A proposta de redução da jornada de trabalho e a eliminação da escala 6×1 podem impactar negativamente o comércio e os serviços, conforme avaliação da assessora jurídica da Fecomércio-SP, Karina Negrelli. Em entrevista à Jovem Pan, ela destacou que as mudanças podem elevar os custos e dificultar a adaptação das empresas, principalmente aquelas que dependem intensivamente de mão de obra.
Karina observou que a transição para uma nova jornada de trabalho representa um desafio significativo para o setor. Ela mencionou que o período para adaptação é curto e que muitas empresas já operam com margens estreitas, o que torna a absorção de um aumento de custos com mão de obra ainda mais complexa. O impacto é considerado relevante, especialmente com a mudança da escala de 6 por 1 para 5 por 2.
A representante da Fecomércio frisou que a entidade não se opõe à modernização das relações de trabalho, mas defende que cada setor deve ter a liberdade de estabelecer suas próprias regras. "As atualizações e as modernizações são sempre necessárias e desejáveis. O que ocorre é que estabelecer condições únicas para as diversas atividades profissionais e econômicas no Brasil não atende à realidade de muitas demandas", afirmou.
Karina também ressaltou que as negociações coletivas já possibilitam ajustes entre sindicatos de trabalhadores e entidades empresariais, e defendeu a manutenção desse mecanismo como fundamental para a adequação das normas às realidades específicas de cada setor.
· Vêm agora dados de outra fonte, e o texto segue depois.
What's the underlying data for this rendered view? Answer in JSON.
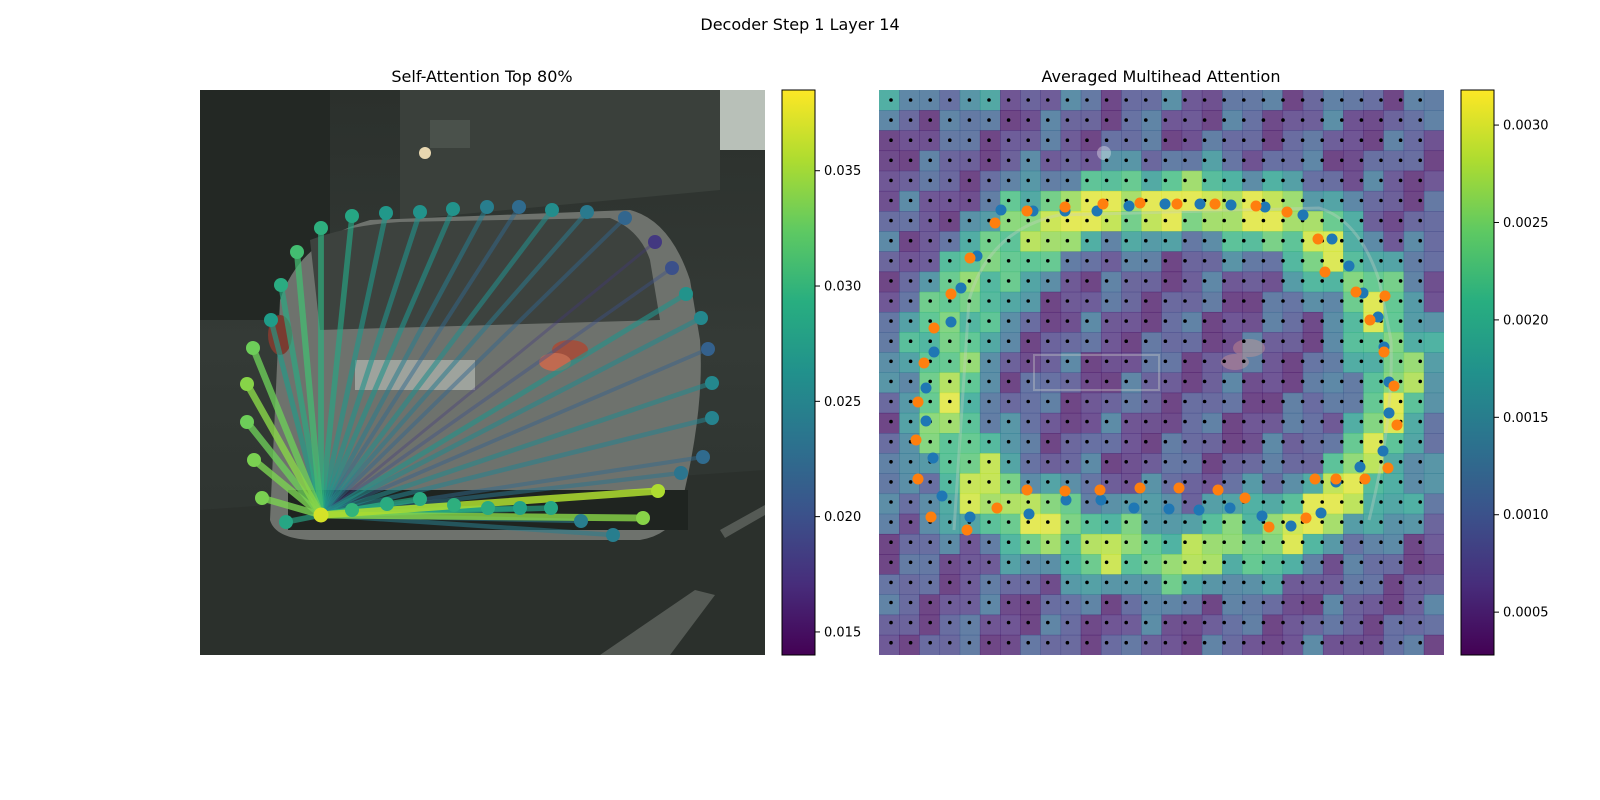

Atualmente, a média de horas trabalhadas no Brasil é de 38,4 horas por semana, já abaixo do limite constitucional de 44 horas.
Durante a tramitação da proposta, a Fecomércio apresentou sugestões que visam permitir que a jornada geral de 40 horas conviva com regimes especiais estabelecidos por negociação coletiva. "A nossa proposta era que pudesse ser feita uma alteração que permitisse conviver o sistema, o regime geral de 40 horas, mas também não reduzir a hipótese de atuação das negociações coletivas apenas em situações excepcionais", explicou.
A entidade ainda defende a criação de regimes diferenciados previstos em lei, adequando-se às necessidades de cada setor. A proposta de redução da jornada já avançou na Comissão de Constituição e Justiça e, conforme a expectativa, a votação deve ser retomada após as eleições.